Impaired diastolic relaxation, an important component of diastolic dysfunction, is present in nearly all patients with heart failure-both with reduced and with preserved ejection fraction- and is present in nearly 25% of asymptomatic individuals. Unfortunately, no treatments for impaired relaxation exist. Recently, my lab identified and defined Mechanical Control of Relaxation as a faster relaxation rate in response to the rate of a lengthening strain. In other words, the relaxation rate is sensitive to the strain rate of the myocardium. Our data demonstrate that this mechanical regulation of relaxation can increase the relaxation rate two-fold beyond the biochemical processes that limit myosin detachment from actin, including calcium removal and thin filament deactivation. Thus, diastolic dysfunction might result from two factors: i) a loss of the sensitivity of relaxation to strain rate and ii) an attenuation in strain, restricting the strain rate. The molecular mechanism underlying strain-rate sensitivity remains unknown, but our preliminary studies indicate that myosin detachment kinetics are key. Strain-sensitive myosin detachment is a poorly characterized biophysical property, especially in intact cardiac tissues. Our preliminary data further demonstrates that in vivo hemodynamics can alter myocardial strain. The global hypothesis of this proposal is that myosin-detachment kinetics biophysically regulates Mechanical Control of Relaxation. The goals of this project are to confirm this mechanism and to identify molecular and hemodynamic factors that regulate Mechanical Control of Relaxation.

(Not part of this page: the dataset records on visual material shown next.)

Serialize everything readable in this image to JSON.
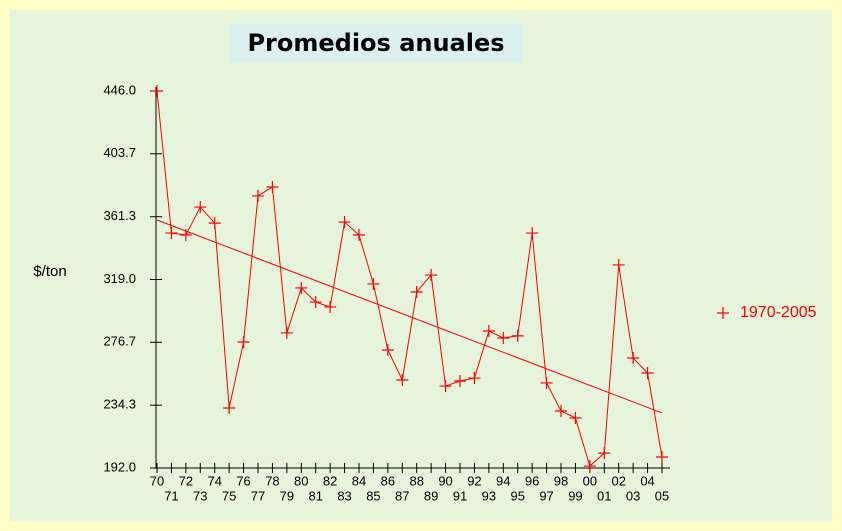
{
  "chart_data": {
    "type": "line",
    "title": "Promedios anuales",
    "ylabel": "$/ton",
    "categories": [
      "70",
      "71",
      "72",
      "73",
      "74",
      "75",
      "76",
      "77",
      "78",
      "79",
      "80",
      "81",
      "82",
      "83",
      "84",
      "85",
      "86",
      "87",
      "88",
      "89",
      "90",
      "91",
      "92",
      "93",
      "94",
      "95",
      "96",
      "97",
      "98",
      "99",
      "00",
      "01",
      "02",
      "03",
      "04",
      "05"
    ],
    "series": [
      {
        "name": "1970-2005",
        "color": "#ff0000",
        "values": [
          446,
          350.3,
          349,
          367.8,
          357,
          232.4,
          276.9,
          375.3,
          381.3,
          283,
          313.3,
          303.8,
          300.5,
          357.7,
          349,
          316,
          271.5,
          251.3,
          310.6,
          322,
          247.2,
          250.6,
          252.6,
          284.3,
          279.6,
          281,
          350.3,
          249.3,
          230.4,
          225.7,
          193.3,
          202,
          328.8,
          266.1,
          256,
          199.4
        ]
      }
    ],
    "trendline": {
      "color": "#ff0000",
      "values": [
        359.1,
        229.1
      ]
    },
    "ylim": [
      192,
      446
    ],
    "yticks": [
      {
        "value": 192,
        "label": "192.0"
      },
      {
        "value": 234.3,
        "label": "234.3"
      },
      {
        "value": 276.7,
        "label": "276.7"
      },
      {
        "value": 319,
        "label": "319.0"
      },
      {
        "value": 361.3,
        "label": "361.3"
      },
      {
        "value": 403.7,
        "label": "403.7"
      },
      {
        "value": 446,
        "label": "446.0"
      }
    ],
    "legend": "right"
  }
}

Aim 1 will determine whether myosin detachment rate modifies the sensitivity of the relaxation rate to the strain rate. We hypothesize that both myosin isoforms and myosin activating drugs will modify the strain-sensitive detachment rate of myosin. Using myosin isoform altering treatments and myosin-specific activating drugs, we will evaluate Mechanical Control of Relaxation using intact cardiac trabeculae. Importantly, we will assess myosin head position using x-ray diffraction techniques.

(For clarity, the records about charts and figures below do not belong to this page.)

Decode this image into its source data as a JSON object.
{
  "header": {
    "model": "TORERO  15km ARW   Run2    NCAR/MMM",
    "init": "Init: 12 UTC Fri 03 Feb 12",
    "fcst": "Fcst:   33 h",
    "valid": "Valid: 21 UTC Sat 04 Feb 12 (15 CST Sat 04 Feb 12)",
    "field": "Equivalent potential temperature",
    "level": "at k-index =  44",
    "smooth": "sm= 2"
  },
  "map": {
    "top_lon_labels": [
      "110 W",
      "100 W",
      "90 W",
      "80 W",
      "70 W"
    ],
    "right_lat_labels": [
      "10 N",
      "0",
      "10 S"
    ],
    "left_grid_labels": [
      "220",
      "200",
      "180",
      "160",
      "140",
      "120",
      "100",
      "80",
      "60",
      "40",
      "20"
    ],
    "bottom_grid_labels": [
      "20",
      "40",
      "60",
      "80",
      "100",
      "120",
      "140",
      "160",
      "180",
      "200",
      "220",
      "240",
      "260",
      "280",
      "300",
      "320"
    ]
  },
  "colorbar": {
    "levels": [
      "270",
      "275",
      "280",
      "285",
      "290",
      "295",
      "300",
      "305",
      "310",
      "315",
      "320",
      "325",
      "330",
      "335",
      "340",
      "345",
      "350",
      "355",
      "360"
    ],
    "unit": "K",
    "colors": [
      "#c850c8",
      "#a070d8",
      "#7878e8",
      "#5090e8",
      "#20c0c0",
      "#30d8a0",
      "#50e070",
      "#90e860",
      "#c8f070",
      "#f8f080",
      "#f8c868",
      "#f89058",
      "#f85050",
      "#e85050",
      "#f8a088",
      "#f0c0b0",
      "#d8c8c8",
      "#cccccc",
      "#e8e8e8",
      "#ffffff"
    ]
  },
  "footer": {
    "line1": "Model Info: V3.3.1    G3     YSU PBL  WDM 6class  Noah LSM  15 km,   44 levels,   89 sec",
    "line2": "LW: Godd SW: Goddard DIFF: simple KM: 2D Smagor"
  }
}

Aim 2 will determine the role of titin based stiffness on Mechanical Control of Relaxation. Our preliminary studies suggest that high titin compliance eliminates a length (preload)-dependent change in myosin detachment. We hypothesize that titin-mediated thick filament extensibility is a mediator of relaxation and will test this hypothesis in trabeculae expressing altered titin isoforms using the same techniques as in Aim 1.

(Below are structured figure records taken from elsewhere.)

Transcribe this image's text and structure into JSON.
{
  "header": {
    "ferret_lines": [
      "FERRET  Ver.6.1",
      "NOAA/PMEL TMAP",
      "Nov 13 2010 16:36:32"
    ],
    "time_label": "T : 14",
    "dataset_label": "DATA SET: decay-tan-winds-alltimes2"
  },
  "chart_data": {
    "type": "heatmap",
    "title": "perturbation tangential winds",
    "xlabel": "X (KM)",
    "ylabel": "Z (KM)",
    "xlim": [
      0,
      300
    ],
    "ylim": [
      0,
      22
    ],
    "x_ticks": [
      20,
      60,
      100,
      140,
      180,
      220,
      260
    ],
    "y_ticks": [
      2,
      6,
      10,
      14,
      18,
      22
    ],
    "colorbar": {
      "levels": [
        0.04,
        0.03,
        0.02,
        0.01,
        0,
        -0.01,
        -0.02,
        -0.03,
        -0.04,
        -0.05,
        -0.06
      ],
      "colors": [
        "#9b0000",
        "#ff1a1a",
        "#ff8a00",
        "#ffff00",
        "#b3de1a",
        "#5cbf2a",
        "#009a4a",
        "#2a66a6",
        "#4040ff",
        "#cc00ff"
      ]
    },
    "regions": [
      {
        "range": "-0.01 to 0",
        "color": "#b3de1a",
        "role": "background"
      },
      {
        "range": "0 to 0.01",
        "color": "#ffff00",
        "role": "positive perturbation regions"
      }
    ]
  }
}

Aim 3 will determine how strain rate and/or the sensitivity of the relaxation rate to the strain rate is modified in vivo using i) the molecular modifications studied in Aims 1 and 2 and ii) a clinically relevant Fructose+High Salt model that replicates several markers of heart failure with preserved ejection fraction. The proposed methods uniquely consider how the myocardium moves (strains) throughout the cardiac cycle, an advance beyond standard methods (isolated myofibril, trabeculae) that are isometric. These studies will drive the discovery of novel targets to improve the treatment and diagnosis of impaired relaxation by isolating mechanisms underlying Mechanical Control of Relaxation.
The proposed research addresses the critical need to determine new molecular mechanisms that underlie how the heart relaxes, a key component of diastolic dysfunction and Heart Failure with preserved Ejection Fraction (HFpEF). We investigate a unique strain-rate (stretch) dependent mechanism to accelerate the relaxation of heart muscle. We utilize novel biomechanical tests to discover new drug targets and diagnostic indexes for diastolic dysfunction that can be translated into clinical practice.